Wie das Gehirn seinen Arbeitsspeicher erweitert

Ein Filtersystem trennt wichtige von unwichtigen Erinnerungen

Schwedische Forscher haben ein Filtersystem im Gehirn identifiziert, das die Kapazität des Kurzzeitgedächtnisses erhöht: Es bearbeitet Erinnerungen so, dass nur die wesentlichen Informationen abgespeichert und irrelevante Details verworfen werden. Je effizienter diese Vorauswahl funktioniert, desto besser ist die Leistungsfähigkeit des sogenannten Arbeitsspeichers des Gehirns – des Teils des Kurzzeitgedächtnisses also, der Informationen zum sofortigen Abruf bereithält. Das Filtersystem scheint die individuelle Merkfähigkeit dabei mindestens ebenso stark zu prägen wie die eigentliche Speichergröße, schreiben die Forscher.

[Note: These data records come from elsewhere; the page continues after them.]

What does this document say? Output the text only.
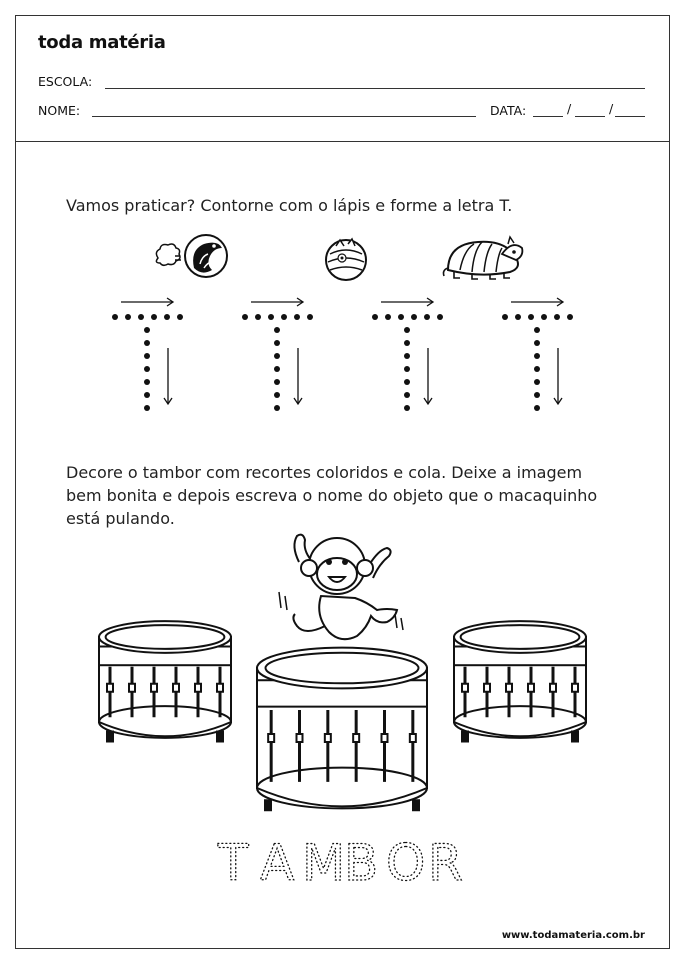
toda matéria
ESCOLA:
NOME:	DATA:	/	/
Vamos praticar? Contorne com o lápis e forme a letra T.
Decore o tambor com recortes coloridos e cola. Deixe a imagem
bem bonita e depois escreva o nome do objeto que o macaquinho
está pulando.
T A M
B O R
www.todamateria.com.br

Die These, eine große Arbeitsspeicherkapazität lasse sich auf das effiziente Trennen von entscheidenden und unwesentlichen Informationen zurückführen, gibt es schon länger. Um nun die physiologischen Grundlagen dieses Systems zu identifizieren, griffen Fiona McNab und Torkel Klingberg zu einem Trick: Sie führten mit 25 Freiwilligen verschiedene Gedächtnistests durch und sagten ihnen jeweils vor dem Beginn, ob es neben den eigentlich wichtigen Informationen auch solche geben würde, die lediglich der Ablenkung dienten. Anschließend verglichen die Wissenschaftler die Hirnaktivität der Probanden bei der Ankündigung einer Ablenkung mit der vor den Tests ohne eine solche Vorhersage.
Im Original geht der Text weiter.